Why China’s Real AI Race Is Happening Inside the Country, Not Across the Pacific
For years, global discussions about artificial intelligence have focused on a supposed head-to-head battle between the United States and China. In this view, the US dominates with its frontier models and immense computing resources, while China is cast as the challenger struggling under export controls.
But this simple two-country storyline no longer captures what is truly happening. China is not following one central AI strategy. Instead, the country is witnessing three distinct AI races happening simultaneously within its borders, each shaped by different goals, constraints, and industry structures. The outcome of these internal competitions is likely to shape China’s AI future far more than any direct contest with the US.
The Compute Maximalists: Bigger Models, Bigger Bets
The first major camp consists of companies that believe scale still rules the game. This group is led by giants such as Alibaba and ByteDance. Their strategy is built on the idea that powerful models require massive computing power and continuous investment.
Over the past year, Alibaba has poured staggering amounts of money into cloud and AI infrastructure, pushing its free cash flow to negative 21.8 billion yuan. Despite the enormous spending, the company’s cloud revenue surged by 34 per cent, and leadership now claims Alibaba holds over 35 per cent of China’s AI cloud market.
A key example of its ambition is the Qwen model family, which has already inspired more than 180,000 open-source derivatives across China. These numbers signal how aggressively the company is trying to build an ecosystem around large-scale AI.
Internal Competition Is Driving Innovation
What makes China’s situation unique is that these companies are not just competing with American firms—they are also competing intensely with each other.
While the US has a handful of leading labs, China has multiple clusters of firms, each pursuing different visions of what AI leadership should look like. Some focus on massive compute, others on lightweight models optimised for everyday use, and still others on deeply integrated industry-specific systems.
This diversity creates pressure, experimentation and a rapid pace of innovation that a simple US–China rivalry narrative fails to capture.
Why This Internal Race Matters
The question is not simply whether China can catch up to the US. The more important question is which Chinese vision of AI will ultimately dominate within China itself.
If the compute maximalists win, China’s future AI landscape could resemble a highly centralised ecosystem built around powerful cloud platforms.
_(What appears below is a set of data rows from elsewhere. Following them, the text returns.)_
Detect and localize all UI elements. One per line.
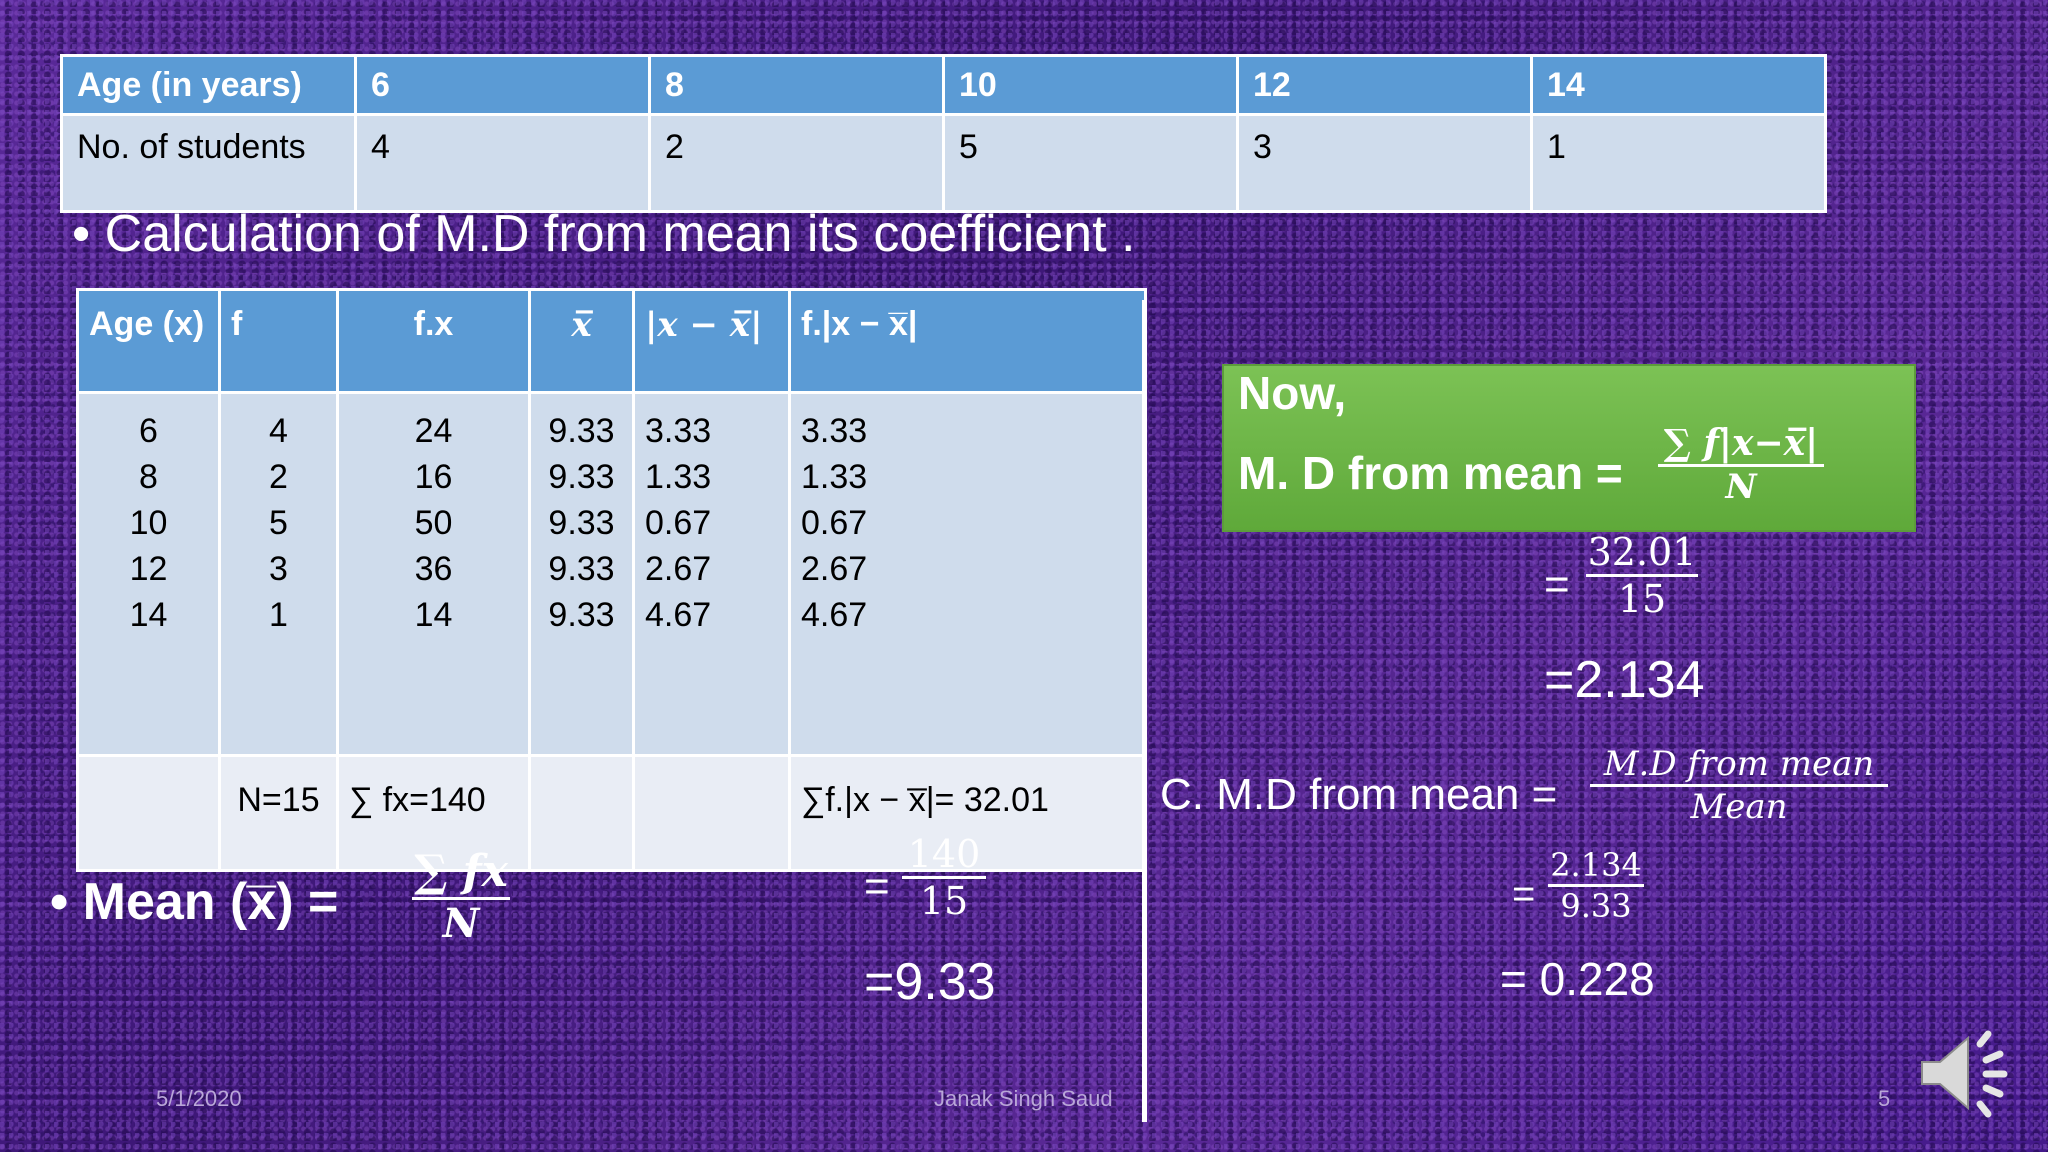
table-cell: 1 — [1530, 113, 1827, 213]
f-deviation-values: 3.33 1.33 0.67 2.67 4.67 — [788, 391, 1147, 757]
md-formula-box: Now, M. D from mean = ∑ f|x−x̅| N — [1222, 364, 1916, 532]
table-row: No. of students 4 2 5 3 1 — [60, 113, 1827, 213]
fraction-numerator: 32.01 — [1587, 530, 1697, 574]
fraction-numerator: 2.134 — [1550, 846, 1642, 884]
fraction-bar — [902, 876, 986, 879]
md-formula-fraction: ∑ f|x−x̅| N — [1658, 422, 1824, 507]
deviation-values: 3.33 1.33 0.67 2.67 4.67 — [632, 391, 791, 757]
footer-author: Janak Singh Saud — [934, 1086, 1113, 1111]
coefficient-label: C. M.D from mean = — [1160, 770, 1558, 819]
fx-values: 24 16 50 36 14 — [336, 391, 531, 757]
f-values: 4 2 5 3 1 — [218, 391, 339, 757]
fraction-numerator: ∑ fx — [414, 846, 508, 897]
table-cell: 12 — [1236, 54, 1533, 116]
table-cell: No. of students — [60, 113, 357, 213]
table-cell: 2 — [648, 113, 945, 213]
fraction-numerator: 140 — [907, 832, 981, 876]
footer-page-number: 5 — [1878, 1086, 1891, 1111]
mean-calc-fraction: 140 15 — [902, 832, 986, 923]
header-age: Age (x) — [76, 288, 221, 394]
fraction-denominator: N — [442, 900, 480, 947]
total-cell — [632, 754, 791, 872]
table-body-row: 6 8 10 12 14 4 2 5 3 1 24 16 50 36 14 9.… — [76, 391, 1147, 757]
table-total-row: N=15 ∑ fx=140 ∑f.|x − x̅|= 32.01 — [76, 754, 1147, 872]
table-cell: Age (in years) — [60, 54, 357, 116]
fraction-numerator: M.D from mean — [1603, 744, 1875, 784]
total-fx: ∑ fx=140 — [336, 754, 531, 872]
now-label: Now, — [1238, 367, 1347, 419]
table-cell: 14 — [1530, 54, 1827, 116]
fraction-denominator: 15 — [1617, 577, 1667, 621]
fraction-bar — [412, 897, 510, 900]
mean-formula-fraction: ∑ fx N — [412, 846, 510, 947]
table-cell: 5 — [942, 113, 1239, 213]
total-cell — [76, 754, 221, 872]
total-n: N=15 — [218, 754, 339, 872]
fraction-denominator: 9.33 — [1560, 887, 1632, 925]
mean-formula-label: • Mean (x̅) = — [50, 873, 339, 931]
md-formula-label: M. D from mean = — [1238, 447, 1623, 499]
coefficient-fraction: M.D from mean Mean — [1590, 744, 1888, 827]
mean-result: =9.33 — [864, 953, 996, 1011]
fraction-bar — [1590, 784, 1888, 787]
age-students-table: Age (in years) 6 8 10 12 14 No. of stude… — [60, 54, 1827, 213]
total-f-deviation: ∑f.|x − x̅|= 32.01 — [788, 754, 1147, 872]
fraction-bar — [1548, 884, 1644, 887]
header-f-deviation: f.|x − x̅| — [788, 288, 1147, 394]
table-cell: 10 — [942, 54, 1239, 116]
equals-sign: = — [1512, 872, 1536, 916]
md-result: =2.134 — [1544, 651, 1705, 709]
header-deviation: |x − x̅| — [632, 288, 791, 394]
md-calculation-table: Age (x) f f.x x̅ |x − x̅| f.|x − x̅| 6 8… — [76, 288, 1147, 872]
equals-sign: = — [864, 862, 890, 911]
total-cell — [528, 754, 635, 872]
fraction-denominator: Mean — [1690, 787, 1788, 827]
fraction-denominator: 15 — [919, 879, 969, 923]
mean-values: 9.33 9.33 9.33 9.33 9.33 — [528, 391, 635, 757]
header-f: f — [218, 288, 339, 394]
section-heading: • Calculation of M.D from mean its coeff… — [72, 205, 1136, 263]
fraction-bar — [1658, 464, 1824, 467]
table-cell: 4 — [354, 113, 651, 213]
table-cell: 3 — [1236, 113, 1533, 213]
table-header-row: Age (in years) 6 8 10 12 14 — [60, 54, 1827, 116]
fraction-bar — [1586, 574, 1698, 577]
footer-date: 5/1/2020 — [156, 1086, 242, 1111]
speaker-icon[interactable] — [1916, 1024, 2020, 1120]
md-calc-fraction: 32.01 15 — [1586, 530, 1698, 621]
coefficient-calc-fraction: 2.134 9.33 — [1548, 846, 1644, 925]
table-header-row: Age (x) f f.x x̅ |x − x̅| f.|x − x̅| — [76, 288, 1147, 394]
age-values: 6 8 10 12 14 — [76, 391, 221, 757]
header-mean: x̅ — [528, 288, 635, 394]
fraction-numerator: ∑ f|x−x̅| — [1663, 422, 1819, 464]
coefficient-result: = 0.228 — [1500, 953, 1655, 1005]
fraction-denominator: N — [1725, 467, 1757, 507]
divider-line — [1142, 300, 1147, 1122]
table-cell: 8 — [648, 54, 945, 116]
table-cell: 6 — [354, 54, 651, 116]
header-fx: f.x — [336, 288, 531, 394]
equals-sign: = — [1544, 560, 1570, 609]
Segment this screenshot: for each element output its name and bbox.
If smaller, more adaptive models take the lead, AI may become deeply embedded in local applications and industry-focused tools. And if sector-specific firms rise to the top, China’s innovation might be defined by practical and narrowly optimised solutions deployed at massive scale.
Whichever path prevails will shape how AI is used in Chinese society, how accessible it becomes, and how it transforms public services, business operations and daily life.
A Bigger Story Than a Two-Horse Race
The idea of a dramatic superpower race makes for compelling headlines, but it overlooks the complexity unfolding inside China. The country’s technological trajectory is being shaped by domestic competition, differing corporate philosophies and varied economic constraints.
This internal dynamic is likely to have a greater effect on China’s AI development than any rivalry with the US. As these competing models continue to evolve, they will determine whether China becomes a nation of mega-scale frontier models, specialised industry solutions or a hybrid of both.